夜后,柳燕好不易睡了一会儿,突然发觉身畔是空的,丈夫并不在炕上,不由惊奇而起身,唤来值夜的明珠询问。明珠亦是吓得不轻,男主人何时出去的她并不知晓。当下只得去叫醒了曲鸿,曲鸿丢下一句男主人自有要事便再也不开门了。柳燕本自身体未复,又经玄天派大喪,失却至亲,经这一刺激不由心神俱失晕厥过去,吓得明珠等人好一阵慌乱。这时柳燕紧随男主人之后荣添大幕司副使,曲鸿不好再持身份,只得亲身出来解释。男主人去哪里他并不知晓,但绝对不会失踪。如此一解释,众人剩下的便只有等待。不到三刻,玄天派掌门夫人白氏率玄天派值守弟子匆忙赶到,两方忽而发觉,玄天派掌门人韩白,武林盟副盟主张少英竟然同时都不见了。稍一思索,白氏便言她知晓二人的去处了。当下两方急急忙忙赶到山脚下北侧面的传功洞,这是昔日陇西三杰闭关之地,如今正囚禁着谢陵谷与林子通二人。

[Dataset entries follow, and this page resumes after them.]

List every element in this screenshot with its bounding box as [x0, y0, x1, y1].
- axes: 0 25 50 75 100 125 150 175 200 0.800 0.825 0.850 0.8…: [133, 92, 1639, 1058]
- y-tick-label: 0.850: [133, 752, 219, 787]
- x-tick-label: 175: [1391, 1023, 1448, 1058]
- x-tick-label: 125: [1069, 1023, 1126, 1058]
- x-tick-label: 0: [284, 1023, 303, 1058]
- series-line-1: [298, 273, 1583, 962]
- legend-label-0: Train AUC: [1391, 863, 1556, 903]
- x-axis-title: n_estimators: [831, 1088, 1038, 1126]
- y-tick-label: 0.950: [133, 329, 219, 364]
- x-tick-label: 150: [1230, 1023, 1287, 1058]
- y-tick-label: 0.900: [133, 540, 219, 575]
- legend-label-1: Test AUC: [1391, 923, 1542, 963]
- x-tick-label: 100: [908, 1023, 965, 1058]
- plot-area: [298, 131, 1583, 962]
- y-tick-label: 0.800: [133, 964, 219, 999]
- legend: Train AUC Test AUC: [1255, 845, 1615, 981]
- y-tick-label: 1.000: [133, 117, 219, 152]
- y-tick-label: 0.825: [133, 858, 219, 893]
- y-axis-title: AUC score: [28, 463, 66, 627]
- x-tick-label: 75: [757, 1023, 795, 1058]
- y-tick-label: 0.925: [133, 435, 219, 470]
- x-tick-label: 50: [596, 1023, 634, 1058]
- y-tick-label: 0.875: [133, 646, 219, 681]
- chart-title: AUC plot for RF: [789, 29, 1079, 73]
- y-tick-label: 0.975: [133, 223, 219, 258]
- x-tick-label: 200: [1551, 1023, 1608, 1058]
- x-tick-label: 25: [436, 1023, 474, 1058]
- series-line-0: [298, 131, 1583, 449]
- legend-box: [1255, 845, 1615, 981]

众人赶到时,惊见两个人影在黑夜里打斗。点点剑光四溢,璀璨夺目,众人举着火把走近一瞧,场间二人不是张少英与韩白是谁?但见二人持剑相斗,一个剑走刚柔,一个剑走轻灵,潇洒之势漫天遍野皆是身影,正斗个旗鼓相当。眼见得众人围观,韩白当先撤剑,不待众人问话,沉声说道:“玄天派是玄天派,纵横派是纵横派,这场博弈之战玄天派难挡撼天之威,纵横派各位自此都撤了去吧!昔日之恩玄天派永记在心。”说罢,韩白已然下跪,不住磕头。玄天派诸众皆吓得跪下还礼,纵横派诸众只得侧过身去。瞧得白氏那憔悴的身影,这个平日最娇气的妹妹为了玄天派便是妆容也朴素了许多。就连前来奔丧的,杨宗,云馨夫妇,偷神王,孟依仙夫妇都被各自缠身的事物扰乱了心绪。四女数年后的相会再也没有昔日笑声四溢的欢乐,只剩各自的身不由己,虽然这些年来四女相互之间一直在递书信。